Ah, Elegia do irmão, essa obra espetacular de João Anzanello Carrascoza, mais uma contribuição para o nosso rico panteão literário brasileiro. Prepare-se porque, embora o título sugira uma simples "carta de amor" para o irmão, ele traz uma dose cavalar de reflexão sobre a vida, a morte e, claro, as lembranças que grudam em nós como chiclete no cabelo.
No início, somos apresentados ao narrador que, pasmem, está lidando com a perda do seu irmão. Isso mesmo: perda. Algo que, por mais que pareça um assunto pesado, Carrascoza consegue fazer flutuar entre memórias doces e amargas, como um balão que não sabe se deve passar pelos espinhos ou pousar suavemente num parque de diversões. O protagonista se vê na labuta de juntar as peças de sua história e, claro, da história do irmão que partiu, enquanto tenta descobrir quem ele realmente é e o que essa relação representa.

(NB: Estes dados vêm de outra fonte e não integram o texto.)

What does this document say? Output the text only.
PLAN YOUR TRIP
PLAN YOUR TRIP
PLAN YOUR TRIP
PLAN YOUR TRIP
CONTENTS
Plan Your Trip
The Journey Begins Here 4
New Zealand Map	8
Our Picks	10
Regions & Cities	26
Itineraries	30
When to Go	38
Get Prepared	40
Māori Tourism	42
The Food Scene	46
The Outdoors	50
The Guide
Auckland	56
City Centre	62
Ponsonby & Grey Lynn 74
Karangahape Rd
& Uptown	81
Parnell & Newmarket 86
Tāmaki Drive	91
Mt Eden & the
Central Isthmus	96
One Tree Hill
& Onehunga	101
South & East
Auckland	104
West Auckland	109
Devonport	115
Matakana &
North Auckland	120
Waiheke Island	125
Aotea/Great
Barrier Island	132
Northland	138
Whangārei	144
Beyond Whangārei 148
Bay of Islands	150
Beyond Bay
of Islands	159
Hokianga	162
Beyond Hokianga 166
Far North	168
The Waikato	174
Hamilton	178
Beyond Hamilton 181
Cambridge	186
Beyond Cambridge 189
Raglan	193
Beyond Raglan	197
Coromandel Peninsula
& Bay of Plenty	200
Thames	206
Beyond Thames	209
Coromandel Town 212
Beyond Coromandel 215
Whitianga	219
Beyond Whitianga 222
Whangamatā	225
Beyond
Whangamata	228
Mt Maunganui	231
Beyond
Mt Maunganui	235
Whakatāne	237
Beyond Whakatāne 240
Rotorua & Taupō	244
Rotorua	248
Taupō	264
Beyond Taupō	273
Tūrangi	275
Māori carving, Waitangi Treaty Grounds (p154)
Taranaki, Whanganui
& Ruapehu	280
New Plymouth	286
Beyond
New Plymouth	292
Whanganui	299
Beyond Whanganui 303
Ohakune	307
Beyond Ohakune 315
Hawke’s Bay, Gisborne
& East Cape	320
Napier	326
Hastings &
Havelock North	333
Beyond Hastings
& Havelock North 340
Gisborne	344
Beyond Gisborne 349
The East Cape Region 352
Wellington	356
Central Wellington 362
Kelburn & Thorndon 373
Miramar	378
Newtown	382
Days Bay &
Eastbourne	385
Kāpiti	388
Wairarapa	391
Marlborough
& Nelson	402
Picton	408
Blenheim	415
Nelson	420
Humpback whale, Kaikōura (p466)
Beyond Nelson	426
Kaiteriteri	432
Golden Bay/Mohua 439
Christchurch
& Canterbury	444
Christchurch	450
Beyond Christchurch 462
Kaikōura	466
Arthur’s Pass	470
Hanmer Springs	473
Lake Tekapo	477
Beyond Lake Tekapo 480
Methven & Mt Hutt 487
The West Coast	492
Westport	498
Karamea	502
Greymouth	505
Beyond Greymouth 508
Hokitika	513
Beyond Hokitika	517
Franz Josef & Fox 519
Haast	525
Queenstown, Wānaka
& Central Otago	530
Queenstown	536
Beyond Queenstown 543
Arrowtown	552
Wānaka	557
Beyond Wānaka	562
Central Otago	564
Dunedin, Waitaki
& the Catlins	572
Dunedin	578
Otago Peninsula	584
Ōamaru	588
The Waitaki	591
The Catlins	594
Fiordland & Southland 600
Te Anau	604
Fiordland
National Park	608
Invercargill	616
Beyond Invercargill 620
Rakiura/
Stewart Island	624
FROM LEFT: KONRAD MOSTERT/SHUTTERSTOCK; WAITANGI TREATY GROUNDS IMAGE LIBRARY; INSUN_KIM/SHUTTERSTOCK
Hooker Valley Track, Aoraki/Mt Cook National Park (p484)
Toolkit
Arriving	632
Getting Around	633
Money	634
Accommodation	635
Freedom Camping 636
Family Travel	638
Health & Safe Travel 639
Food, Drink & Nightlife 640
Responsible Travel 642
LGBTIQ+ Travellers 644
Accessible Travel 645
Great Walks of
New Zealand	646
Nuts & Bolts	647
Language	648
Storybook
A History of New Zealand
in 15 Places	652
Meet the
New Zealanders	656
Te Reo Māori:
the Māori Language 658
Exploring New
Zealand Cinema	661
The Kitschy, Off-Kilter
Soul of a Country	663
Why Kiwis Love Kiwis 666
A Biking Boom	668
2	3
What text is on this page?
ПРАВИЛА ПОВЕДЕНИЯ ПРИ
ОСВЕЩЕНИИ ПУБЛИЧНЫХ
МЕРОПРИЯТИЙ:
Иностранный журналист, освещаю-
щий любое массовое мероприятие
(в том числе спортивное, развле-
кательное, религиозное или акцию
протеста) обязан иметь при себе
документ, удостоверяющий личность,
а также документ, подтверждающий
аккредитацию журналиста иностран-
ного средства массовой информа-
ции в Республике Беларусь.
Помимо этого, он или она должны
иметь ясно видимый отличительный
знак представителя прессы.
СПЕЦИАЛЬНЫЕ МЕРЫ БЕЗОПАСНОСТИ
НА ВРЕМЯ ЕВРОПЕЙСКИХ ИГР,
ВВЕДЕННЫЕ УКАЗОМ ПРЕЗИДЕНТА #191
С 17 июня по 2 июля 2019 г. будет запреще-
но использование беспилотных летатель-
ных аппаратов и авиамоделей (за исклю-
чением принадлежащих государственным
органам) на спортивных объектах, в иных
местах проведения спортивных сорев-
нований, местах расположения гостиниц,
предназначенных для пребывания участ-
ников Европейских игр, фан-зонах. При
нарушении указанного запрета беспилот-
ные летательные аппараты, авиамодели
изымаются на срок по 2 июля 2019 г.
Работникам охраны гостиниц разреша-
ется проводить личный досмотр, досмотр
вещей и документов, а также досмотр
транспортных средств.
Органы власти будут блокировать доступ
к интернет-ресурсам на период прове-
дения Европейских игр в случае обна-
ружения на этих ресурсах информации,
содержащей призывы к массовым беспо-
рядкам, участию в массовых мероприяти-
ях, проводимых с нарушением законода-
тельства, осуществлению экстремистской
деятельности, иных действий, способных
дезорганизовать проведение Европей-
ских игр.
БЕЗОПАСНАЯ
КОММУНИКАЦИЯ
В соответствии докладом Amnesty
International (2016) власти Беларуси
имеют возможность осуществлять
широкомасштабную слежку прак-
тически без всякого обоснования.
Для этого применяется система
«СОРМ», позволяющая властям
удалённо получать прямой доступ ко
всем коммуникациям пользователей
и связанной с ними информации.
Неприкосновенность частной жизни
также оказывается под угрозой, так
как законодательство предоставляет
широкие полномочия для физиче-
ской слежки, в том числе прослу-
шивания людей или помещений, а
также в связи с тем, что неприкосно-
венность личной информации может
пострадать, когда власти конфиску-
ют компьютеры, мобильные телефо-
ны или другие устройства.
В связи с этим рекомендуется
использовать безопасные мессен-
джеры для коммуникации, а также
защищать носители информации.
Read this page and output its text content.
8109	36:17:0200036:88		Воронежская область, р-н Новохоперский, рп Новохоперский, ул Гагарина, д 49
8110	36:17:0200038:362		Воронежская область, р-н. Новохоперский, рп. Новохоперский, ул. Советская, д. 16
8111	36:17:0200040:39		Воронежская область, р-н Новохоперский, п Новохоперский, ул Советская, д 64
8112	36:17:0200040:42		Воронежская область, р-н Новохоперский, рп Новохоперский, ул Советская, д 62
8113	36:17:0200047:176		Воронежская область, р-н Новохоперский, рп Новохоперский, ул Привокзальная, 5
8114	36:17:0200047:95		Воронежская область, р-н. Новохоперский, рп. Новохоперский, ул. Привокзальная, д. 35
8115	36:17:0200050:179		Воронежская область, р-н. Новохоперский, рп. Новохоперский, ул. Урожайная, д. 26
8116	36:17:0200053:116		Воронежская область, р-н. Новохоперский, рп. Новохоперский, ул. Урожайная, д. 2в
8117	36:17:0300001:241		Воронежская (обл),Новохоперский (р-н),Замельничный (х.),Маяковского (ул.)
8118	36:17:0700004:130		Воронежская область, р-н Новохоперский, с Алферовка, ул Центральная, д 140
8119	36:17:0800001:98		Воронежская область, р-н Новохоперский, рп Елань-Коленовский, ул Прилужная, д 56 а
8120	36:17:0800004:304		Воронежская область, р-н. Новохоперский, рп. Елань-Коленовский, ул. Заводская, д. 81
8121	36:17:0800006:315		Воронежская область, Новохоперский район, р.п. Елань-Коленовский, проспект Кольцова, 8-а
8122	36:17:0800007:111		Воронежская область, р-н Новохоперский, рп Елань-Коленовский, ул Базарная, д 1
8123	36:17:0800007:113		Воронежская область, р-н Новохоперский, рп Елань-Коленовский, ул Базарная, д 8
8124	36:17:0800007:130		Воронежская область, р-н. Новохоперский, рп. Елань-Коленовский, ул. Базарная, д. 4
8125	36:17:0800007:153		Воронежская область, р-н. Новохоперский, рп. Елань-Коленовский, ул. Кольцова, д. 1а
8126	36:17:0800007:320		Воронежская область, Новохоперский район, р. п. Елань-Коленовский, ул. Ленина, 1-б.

À medida que você avança nas páginas, percebe que não é só sobre o luto, mas também sobre como tudo isso conecta o personagem com sua infância, seus fantasmas e, por que não, com os traumas que parecem desafiar as leis da física de tão insistentes. A narrativa é entrelaçada por pequenas recordações que vão e voltam como um ioiô perdido na infância, muito mais influenciando o presente do que se poderia imaginar.
A prosa de Carrascoza é como um abraço apertado - e talvez até um pouco sufocante - mas que carrega um calor imenso. E enquanto o narrador rabisca suas memórias, a gente dá risada, chora e, às vezes, fica pensando: "E eu, o que estou fazendo da minha vida?" O autor não nos dá respostas prontas, mas provoca reflexões que vão além da simples relação fraternal. Esse é o momento em que você percebe que luto é também amor, e que o lugar do irmão é insubstituível, por mais que você tente.
E aqui vai um spoiler: não tem final feliz com a voltinha de rom-com, não. A profundidade das reflexões leva a um fechamento que dá uma sensação de resiliência, mas não sem deixar uma pitada de ironia sobre como a vida pode ser imprevisível e, parafraseando uma famosa frase, a vida é como um balde de água fria: vem sem avisar, mas é refrescante.
A obra é uma verdadeira elegia não apenas ao irmão que se foi, mas também a todos os amores e relações que nos moldam, fazendo-nos lembrar que, na verdade, a morte nunca é o fim da linha, mas sim uma mudança de estação, na qual cada passageiro ainda leva consigo as memórias e os ensinamentos do que passou.
No final das contas, Elegia do irmão é mais do que uma homenagem: é um convite para revisitar e celebrar todos os laços enquanto temos tempo. Portanto, se você está disposto a mergulhar em emoções e reflexões, vale a pena dar uma chance a este livro que, de tão poético, provavelmente conseguirá arrancar uma lágrima ou duas, mas também um sorriso ao relembrar os momentos que ficam eternamente gravados na lembrança.